Esferovite, latas de refrigerante e ventoinhas de computadores que já não são usados. São estes os “ingredientes” duma solução que está a ser criada na Universidade de Trás-os-Montes e Alto Douro (UTAD) por uma investigadora e doutoranda em Ciências Químicas e Biológicas e que se propõe a ser um desidratador de fruta mais amigo do ambiente.
A solução tem o nome de “Sun2Dry” e utiliza energia renovável, usando da sustentabilidade como um dos principais chavões do projeto: “Trata-se de um protótipo para uso doméstico, construído com 95% de material reciclado e que utiliza 100% de energia solar. É de fácil portabilidade e precisa apenas de um espaço exterior, como uma varanda, para que possa ser utilizado por qualquer pessoa”, diz a investigadora Lisete Fernandes, responsável pelo projeto, numa nota enviada à imprensa, sublinhando que o trabalho “está altamente comprometido com a Agenda 2030 para o Desenvolvimento Sustentável da ONU, nomeadamente no que toca aos objetivos de erradicar a fome, energias renováveis e acessíveis, produção e consumo sustentáveis”.

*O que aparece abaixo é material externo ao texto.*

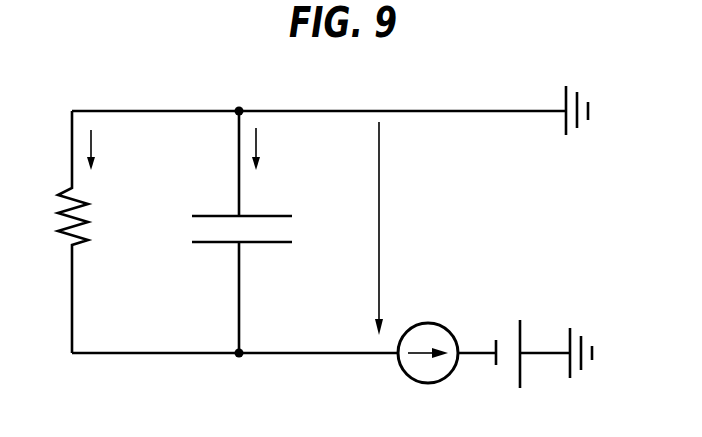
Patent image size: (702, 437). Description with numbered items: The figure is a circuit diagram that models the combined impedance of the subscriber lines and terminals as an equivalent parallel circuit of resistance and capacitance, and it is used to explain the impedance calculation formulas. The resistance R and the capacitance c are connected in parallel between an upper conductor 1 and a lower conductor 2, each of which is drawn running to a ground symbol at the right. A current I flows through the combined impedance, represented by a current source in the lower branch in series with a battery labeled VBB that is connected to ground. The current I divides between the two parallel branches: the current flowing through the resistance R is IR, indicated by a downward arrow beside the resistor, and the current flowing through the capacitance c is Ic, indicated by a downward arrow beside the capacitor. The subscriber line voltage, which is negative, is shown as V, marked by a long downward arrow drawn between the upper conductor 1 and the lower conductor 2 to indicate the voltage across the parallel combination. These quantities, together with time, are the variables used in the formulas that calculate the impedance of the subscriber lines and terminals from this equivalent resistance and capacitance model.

The first node (top conductor) 1 is at (417, 111).
The second node (bottom conductor) 2 is at (335, 354).
The resistance R is at (89, 230).
The capacitance c is at (276, 214).
The current through resistance IR is at (104, 150).
The current through capacitance Ic is at (267, 149).
The subscriber line voltage V is at (389, 228).
The current I is at (428, 340).
The bias voltage source VBB is at (525, 336).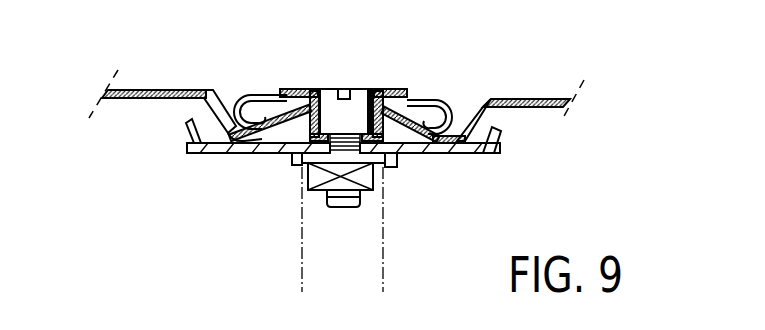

O protótipo reaproveita caixas de esferovite utilizadas normalmente para peixe, sendo que a investigadora as desinfeta e junta-lhes as latas de refrigerante, pintando toda a caixa de preto para garantir que o calor é retido. No interior da caixa, são instaladas ventoinhas de computador que funcionam graças a um painel solar exterior. À exceção de alguns dos materiais utilizados (tampa de vidro, suportes e rede de prateleiras), todos os materiais utilizados na construção do protótipo são reciclados. O equipamento está a ser testado para a desidratação de maçãs “Golden Delicious” e “Royal Gala”, sendo que é colocado no terraço dum dos edifícios da academia transmontana entre quatro a seis horas, quando a temperatura exterior é de 30º. Nestas condições, dentro do “Sun2Dry”, as temperaturas podem chegar aos 70º, permitindo obter um snack crocante que se conserva até um mês em frasco hermético. Mas há um truque: “Os testes no texturômetro (equipamento que mede as propriedades físicas) revelaram que as maçãs devem ser retiradas do “Sun2Dry” e devem arrefecer durante alguns minutos à temperatura ambiente, antes de serem guardadas, para preservar a sua crocância”, acrescenta.
O protótipo já se mostrou eficaz na desidratação de outros produtos, tendo mesmo sido publicado, a 13 de setembro, o artigo científico “Effect of drying temperature and storage time on the crispiness of homemade apple snacks”, escrito pela investigadora em coautoria com José Fernandes, Fernando Nunes e Pedro Tavares. Apesar de ainda ter de ser sujeito a uma revisão completa por pares, o artigo foi aceite para publicação e a conclusão é perentória: “Podemos oferecer com confiança aos consumidores a melhor combinação de snacks estaladiços e saudáveis que satisfaçam as suas expetativas“. O protótipo foi também ele alvo dum outro artigo científico, “Design of a Friendly Solar Food Dryer for Domestic Over-Production”, publicado em 2022 em coautoria pela investigadora com José Fernandes e Pedro Tavares, tendo-se concluído que, “utilizando materiais de baixo custo e reutilizados, é possível projetar e construir protótipos de desidratadores solares não poluentes e baratos”. O equipamento foi apresentado também na 18.ª edição da International Conference on Alternative Materials”, em Londres.
E quais os próximos passos? “Testagem e a avaliação dos snacks obtidos, bem como a comparação com os produzidos em desidratadores elétricos e comerciais”, acrescenta a investigadora, que reforça que “com o Sun2Dry, podemos promover hábitos nutricionais saudáveis, energia limpa e prevenção do desperdício”.